To introduce shrinkage, as a manifesto for present and future days does not employ counter-theory and thoughts as modern and post-modern pioneers introduced. Rather, shrinkage is the very essence of what we are witnessing, which lends this debate political urgency.
The Industrial Revolution as the first so-called modern era, and the Digital Technology as the second modernity have boldly marked in all areas such as culture of extra- mega- over- and self-ness. The third age which is being called a "reflexive modernism" I would call new Renaissance that has to deal with not only the devastated cultural deterioration but also with the shrunken world: shrinking peace, shrinking iceberg, shrinking population, shrinking public-health, shrinking farmlands, and so-forth.
It is imperative for policy planners, decision makers, marketers, designers and of course ordinary people to adjust their mindset and to call for radical change: culture of shrinkage. That means we should consider abandoning the sprawl-culture and replace it with shrinkage-culture. The real challenge in the coming years, in other word, is - as the old manners are not anymore suitable for present day and future – removal of quantitative manners and replacement of the qualitative thoughts/decisions/designs.
Designers and some rare decision makers are now taking land use and future more seriously than they had for some time, and realizing the importance of clarifying and deepening our understanding of these before rushing into decision and design. How do we realize such unconventional ambitions - how can we stretch boundaries of conventional design-practice? This competition in award form wants to answer to these challenging questions and beyond.

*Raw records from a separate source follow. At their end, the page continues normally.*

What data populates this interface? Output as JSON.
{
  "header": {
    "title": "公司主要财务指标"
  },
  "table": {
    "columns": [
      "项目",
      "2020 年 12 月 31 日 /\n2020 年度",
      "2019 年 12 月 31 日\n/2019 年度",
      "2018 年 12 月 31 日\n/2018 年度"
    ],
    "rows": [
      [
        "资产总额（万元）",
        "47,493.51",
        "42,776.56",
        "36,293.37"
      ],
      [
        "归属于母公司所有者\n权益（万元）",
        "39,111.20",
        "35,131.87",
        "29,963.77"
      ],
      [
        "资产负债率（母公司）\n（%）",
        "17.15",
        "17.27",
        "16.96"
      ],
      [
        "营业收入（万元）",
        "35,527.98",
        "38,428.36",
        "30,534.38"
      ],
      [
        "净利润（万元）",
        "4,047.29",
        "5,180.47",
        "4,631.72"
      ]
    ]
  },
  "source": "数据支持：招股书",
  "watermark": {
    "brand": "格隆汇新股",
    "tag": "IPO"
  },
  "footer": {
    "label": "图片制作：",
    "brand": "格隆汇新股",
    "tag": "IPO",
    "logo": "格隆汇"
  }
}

This event "shrinkage award" attempts to redefine the "growth" by situating it in the context of six-thousands-years of misbehaviour and erroneous-thinking of expansion "growth", greediness and self-indulgence. The event is using the entry-posters to switch the tragic nature of the world into the possiblitism to hope for a richer, healthier world for humans and all living creatures. It is a step forward to avoid a tragic catastrophe that human history will otherwise witness in the near future.
This event is a response to a growing, varied and multiple numbers of questions relating to decision and design, such as designing to have a child, designing a house, designing for the future of and entire city or region. These issues are most often framed as a crisis or threat. However, the scope of this event is to bring into surface the phenomenon of shrinkage and its various positive aspects. Our hope is that today's business leaders, decision-makers, politicians, design practitioners, academia, and anyone who is concerned about future will hear the call to greatness featured in shrinkage and respond to it.